Michael Scammel’s biography runs to 700 pages and is likely to be the primary source on Koestler for some time. A minor quibble, the writing is competent but no more than that, it is a shame that such a fine writer did not get a more than competent biographer.Koestler was larger than life in many ways, as a journalist, a political activist, an on-the-spot observer of some pivotal events the 20th century, a novelist, essayist, manic-depressive, voracious drinker and philanderer, mystic and a serious student of the history of ideas, biology and psychology. If you made up a character like Koestler in a work of fiction the critics would say there was a lack of credibility, like James Bond or Indiana Jones.

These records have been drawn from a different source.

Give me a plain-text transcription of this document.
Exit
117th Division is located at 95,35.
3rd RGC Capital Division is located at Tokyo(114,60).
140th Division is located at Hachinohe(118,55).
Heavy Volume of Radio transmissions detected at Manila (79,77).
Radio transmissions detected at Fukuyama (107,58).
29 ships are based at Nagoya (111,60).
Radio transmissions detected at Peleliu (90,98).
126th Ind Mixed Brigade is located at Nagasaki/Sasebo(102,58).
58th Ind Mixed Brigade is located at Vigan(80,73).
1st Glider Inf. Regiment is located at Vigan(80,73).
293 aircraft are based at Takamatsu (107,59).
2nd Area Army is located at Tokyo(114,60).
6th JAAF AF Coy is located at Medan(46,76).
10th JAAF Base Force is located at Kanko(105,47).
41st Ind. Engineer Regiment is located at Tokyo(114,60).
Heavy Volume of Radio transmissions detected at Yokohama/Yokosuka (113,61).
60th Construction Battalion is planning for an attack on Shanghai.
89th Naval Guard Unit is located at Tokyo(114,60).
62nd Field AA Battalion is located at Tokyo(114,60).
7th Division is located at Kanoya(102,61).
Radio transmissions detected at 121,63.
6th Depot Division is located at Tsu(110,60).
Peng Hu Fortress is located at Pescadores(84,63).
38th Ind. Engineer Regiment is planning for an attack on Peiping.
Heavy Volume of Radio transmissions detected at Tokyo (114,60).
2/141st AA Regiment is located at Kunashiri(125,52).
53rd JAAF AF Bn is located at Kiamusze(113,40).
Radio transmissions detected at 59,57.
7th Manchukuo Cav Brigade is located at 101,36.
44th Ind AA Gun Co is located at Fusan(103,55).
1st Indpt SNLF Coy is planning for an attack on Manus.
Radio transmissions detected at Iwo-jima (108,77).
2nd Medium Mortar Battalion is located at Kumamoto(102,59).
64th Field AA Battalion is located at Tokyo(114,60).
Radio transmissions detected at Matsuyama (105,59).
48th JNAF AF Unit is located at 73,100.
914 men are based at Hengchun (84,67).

He was an outstanding success in many ventures. He became a leading science journalists early in life, he wrote Darkness at Noon, one of the most influential books of the century, he played a leading role in the cultural fightback against the communists. However at the end he suffered huge disappointment when the serious scientific books that he wrote were dismissed by the professionals as lightweight.
From the CR point of view the most interesting feature of his intellectual life is the way he needed CR and classical liberalism, the first to release him from the desperate quest for certainty and the second to provide a political roost after he gave up on communism.
For a younger generation who only know about Koestler as a rumour, I am sorry I can’t summarise the 700 pages but have a look at Wik anyway!